If the child has developed a significant behavioral problem, psychotropic medication may be necessary. Decisions on drug use should be based on likely effectiveness, drug interaction with AEDs, and potential effect on the seizure threshold (Barry and Huynh, 2002). Stimulants, such as methylphenidate (Ritalin, Concerta, Methylin, Metadate) and dextroamphetamine (Dexedrine) are first-choice agents for children with epilepsy and ADHD. There seems to be minimal, if any, lowering of seizure threshold with these agents. The selective serotonin reuptake inhibitors can be used as first-choice agents to treat depression or anxiety since they have minimal effect on seizure threshold. There may be inhibition of the cytochrome P450 (CYP) enzymes by SSRIs that causes an increase in phenytoin, carbamazepine and valproate levels. Similarly, nefazodone (Serzone) may inhibit CYP 3A4, thus increasing carbamazepine levels. There is an increased risk of seizures with higher dose bupropion (Wellbutrin), clomipramine (Anafranil) and maprotiline (Ludiomil), and a lesser though still increased risk with imipramine (Tofranil), desipramine (Norpramin) and nortriptyline (Aventyl, Pamelor). Drug interactions with phenobarbital, phenytoin and carbamazepine may lower tricyclic antidepressant levels. Chlorpromazine (Thorazine) and clozapine (Clozaril) are the antipsychotic medications with the highest risk for seizures. The risk is low with haloperidol (Haldol) and is probably low with the atypical antipsychotics, although less information is available. Decreased serum levels of antipsychotics have been reported when patients are receiving concomitant phenobarbital, phenytoin or carbamazepine.

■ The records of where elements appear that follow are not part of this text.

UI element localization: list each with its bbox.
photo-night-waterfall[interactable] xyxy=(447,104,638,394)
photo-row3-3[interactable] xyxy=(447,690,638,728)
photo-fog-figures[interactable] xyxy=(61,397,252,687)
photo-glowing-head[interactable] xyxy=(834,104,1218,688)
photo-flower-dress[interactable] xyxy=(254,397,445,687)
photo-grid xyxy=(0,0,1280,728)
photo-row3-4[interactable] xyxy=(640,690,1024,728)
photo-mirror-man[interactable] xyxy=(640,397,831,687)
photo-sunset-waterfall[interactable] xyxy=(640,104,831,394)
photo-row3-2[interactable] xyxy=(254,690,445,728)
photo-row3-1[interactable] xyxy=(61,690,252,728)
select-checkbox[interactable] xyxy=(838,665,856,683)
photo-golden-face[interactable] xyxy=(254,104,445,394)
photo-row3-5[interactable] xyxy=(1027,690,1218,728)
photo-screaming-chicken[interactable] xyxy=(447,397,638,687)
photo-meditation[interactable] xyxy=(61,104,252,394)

We are not aware of any studies in the literature on the integration of psychotherapy and pharmacology for children with epilepsy. However, we are convinced that optimal care is best provided in an integrated fashion, by either a neurologically informed psychiatrist or psychologically minded neurologist. The psychotherapeutic skills that strengthen the alliance between physician, child and family should facilitate recognition of fears and concerns about epilepsy and reduction in stresses that may increase seizure frequency. A therapeutic alliance will promote adherence to consistent use of AEDs, thus reducing the risk of seizure relapse. Knowledge of pharmacology is essential for recognition of behavioral problems due to AEDs and for optimal management that requires both psychotropic and antiepileptic drugs.
Research is now moving from therapy to prevention, identifying gene locus and function for the epileptic syndromes, and increasing our understanding of developmental aspects of epileptogenesis and molecular targets for drugs. The current emphasis on quality of life assessment for the child with epilepsy should lead to earlier recognition and better therapies for the behavioral problems seen so frequently in these children.